Comment by Kathy Thu Aug 9 11:57:54 2012
Kathy --- We ended up giving it away. I'd read it would take about two years to produce, but we just don't keep our living conditions at modern climate-controlled temperatures during the winter, so the leaves kept getting nipped and sending us back to square one.... I can't recommend it if you heat with wood, but for most people it might be worth a shot.
Comment by anna Thu Aug 9 16:11:08 2012

I gave my dad a 10 cm (3 ") tall banana plant in late 2004 - he planted it in ever larger pots over 5 years (final size ca. 24 L / 6 Gallon pot) and kept it in his living room (south facing room, with south and east facing windows, large mirrors on west & north facing walls).

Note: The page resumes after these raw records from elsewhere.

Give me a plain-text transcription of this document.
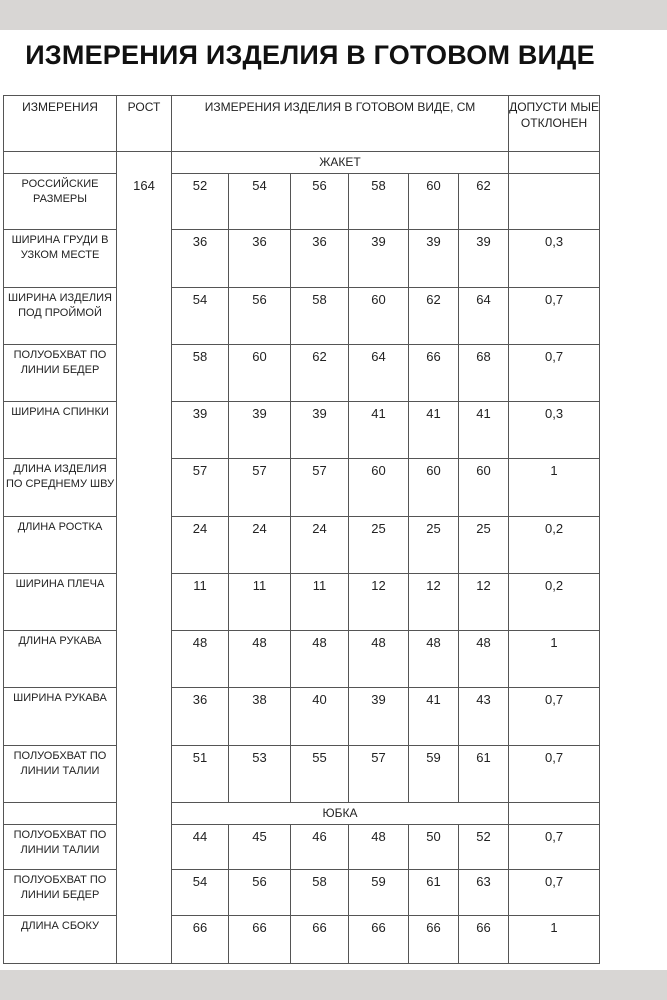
ИЗМЕРЕНИЯ ИЗДЕЛИЯ В ГОТОВОМ ВИДЕ
ИЗМЕРЕНИЯ	РОСТ	ИЗМЕРЕНИЯ ИЗДЕЛИЯ В ГОТОВОМ ВИДЕ, СМ						ДОПУСТИ МЫЕ ОТКЛОНЕН
		ЖАКЕТ						
РОССИЙСКИЕ РАЗМЕРЫ	164	52	54	56	58	60	62	
ШИРИНА ГРУДИ В УЗКОМ МЕСТЕ		36	36	36	39	39	39	0,3
ШИРИНА ИЗДЕЛИЯ ПОД ПРОЙМОЙ		54	56	58	60	62	64	0,7
ПОЛУОБХВАТ ПО ЛИНИИ БЕДЕР		58	60	62	64	66	68	0,7
ШИРИНА СПИНКИ		39	39	39	41	41	41	0,3
ДЛИНА ИЗДЕЛИЯ ПО СРЕДНЕМУ ШВУ		57	57	57	60	60	60	1
ДЛИНА РОСТКА		24	24	24	25	25	25	0,2
ШИРИНА ПЛЕЧА		11	11	11	12	12	12	0,2
ДЛИНА РУКАВА		48	48	48	48	48	48	1
ШИРИНА РУКАВА		36	38	40	39	41	43	0,7
ПОЛУОБХВАТ ПО ЛИНИИ ТАЛИИ		51	53	55	57	59	61	0,7
		ЮБКА						
ПОЛУОБХВАТ ПО ЛИНИИ ТАЛИИ		44	45	46	48	50	52	0,7
ПОЛУОБХВАТ ПО ЛИНИИ БЕДЕР		54	56	58	59	61	63	0,7
ДЛИНА СБОКУ		66	66	66	66	66	66	1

Average temperature during the heating season was pretty high: around 23°C (72°F). He ended up harvesting 2 banana hands (ca. 7 individual banana fruit - aka fingers) in early 2009. The only sucker (what you refer to as a 'pup') to emerge after the mother plant flowered just flowered over Christmas (2013). Under ideal tropical conditions (2500 mm (98") rain, evenly distributed over the year, average temps between 20-35°C (68-95°F), good soil fertility, lots of space to grow, etc.), a banana plant will produce massive bunches (upwards of 50 kg / 110 lbs) of fruit within as little as 9 months - but don't expect that under suboptimal conditions.

A side note: bananas are not trees in any way shape or form - they are herbs - no woody bits! :)

Comment by Alex Thu Jan 23 10:00:16 2014
If you want fruit, you better be giving the plant a lot of K. Something like 6-2-12 will do, or 10-5-20 even better. Monthly. A banana peel is 0-3-43, so you know it needs K.